For any network call it is best practice to set a timeout and error out if a response is not received in time. Timeouts prevents the client from infinitely waiting for a remote that may never respond, for example when a network failure prevents the client from reaching the remote, or when the remote is offline.
The common practice is to set a timeout on a point-to-point basis, between each client microservice and the remote microservice that it calls. Although easy to implement, this is an anti-pattern that results in improper system behavior.
In this first example, microservice X
is setting a shorter timeout than microservice Y
, resulting in microservice Z
performing work that is no longer needed.
In the second example, all microservices set a 1 minute timeout. Nevertheless, microservices W
and X
time out while microservice Z
is still working. There is no way to tell microservice Z
to stop.
In both cases the issue stems from the fact that upstream services do not have visibility into what’s happening downstream.
A time budget introduces a deadline for the entire transaction DAG to complete. The deadline is set at the root and propagated downstream. Every microservice therefore knows when the transaction will time out and so all microservices can abort at the same time.
The typical way to implement a time budget is to pass along a timestamp by which the transaction must end. However, one must consider that microservices may run on different hardware whose clocks are not fully in-sync. To deal with potential clock skew, the deadline is passed as a duration that gets depleted, hence the terminology “budget”.
In the following example, microservices Y
will have completed its work at the 45 sec mark while microservices Z
, X
and W
will have all timed out at the 60 sec mark.
If you look closely at the code you’ll notice that the budget is decreased somewhat with each hop. This compensates for the network latency.
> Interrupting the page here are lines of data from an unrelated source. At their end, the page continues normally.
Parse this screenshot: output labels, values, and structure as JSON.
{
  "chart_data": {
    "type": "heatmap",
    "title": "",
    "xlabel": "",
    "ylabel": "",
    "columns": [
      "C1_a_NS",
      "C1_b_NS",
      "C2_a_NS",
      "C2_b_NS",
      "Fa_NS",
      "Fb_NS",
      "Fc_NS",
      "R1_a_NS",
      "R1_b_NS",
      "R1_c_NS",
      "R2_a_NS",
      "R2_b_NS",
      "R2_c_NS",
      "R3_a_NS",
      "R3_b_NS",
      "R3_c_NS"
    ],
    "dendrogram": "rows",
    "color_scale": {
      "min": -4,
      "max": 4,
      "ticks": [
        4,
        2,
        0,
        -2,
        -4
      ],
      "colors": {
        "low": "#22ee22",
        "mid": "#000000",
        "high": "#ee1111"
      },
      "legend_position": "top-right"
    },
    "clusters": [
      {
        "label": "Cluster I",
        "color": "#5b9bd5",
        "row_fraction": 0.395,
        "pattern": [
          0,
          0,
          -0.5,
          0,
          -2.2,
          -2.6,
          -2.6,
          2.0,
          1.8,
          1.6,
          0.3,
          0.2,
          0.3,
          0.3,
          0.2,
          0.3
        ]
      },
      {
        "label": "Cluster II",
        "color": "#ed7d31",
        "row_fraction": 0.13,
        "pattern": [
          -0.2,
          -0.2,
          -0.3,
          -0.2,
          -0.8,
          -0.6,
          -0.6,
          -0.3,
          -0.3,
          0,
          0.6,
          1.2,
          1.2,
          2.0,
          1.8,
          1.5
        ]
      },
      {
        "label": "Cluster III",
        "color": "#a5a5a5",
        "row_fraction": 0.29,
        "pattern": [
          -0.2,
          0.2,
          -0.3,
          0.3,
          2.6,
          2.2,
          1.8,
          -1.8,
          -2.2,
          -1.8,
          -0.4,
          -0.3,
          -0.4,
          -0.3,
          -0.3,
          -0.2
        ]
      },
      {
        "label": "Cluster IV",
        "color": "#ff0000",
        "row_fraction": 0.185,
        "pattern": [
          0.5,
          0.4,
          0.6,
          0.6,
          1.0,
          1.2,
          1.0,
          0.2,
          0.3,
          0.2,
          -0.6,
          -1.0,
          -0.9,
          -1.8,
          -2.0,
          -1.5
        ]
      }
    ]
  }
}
The time budget is set at the root of the transaction. For incoming HTTP requests, the root is the HTTP ingress proxy which by default sets the time budget to 20 secs. This may seem quite short but the philosophy is that most users expect a response within 2 secs or less and they will hit the refresh button long before 20 secs pass. If something takes long to process, it should probably be handled asynchronously.
It is possible to configure the time budget set by the ingress proxy and it is possible to have multiple proxies with different budgets, e.g. one for user-facing requests and one for internal requests. In addition, the HTTP ingress proxy respects the Request-Timeout
header and will set the time budget to match.
In addition to the time budget, the depth of the call stack is also propagated downstream, incremented by 1 on each network hop. The framework will error out if the call stack depth reached a level of 64 nested calls, which most likely indicates an infinite loop.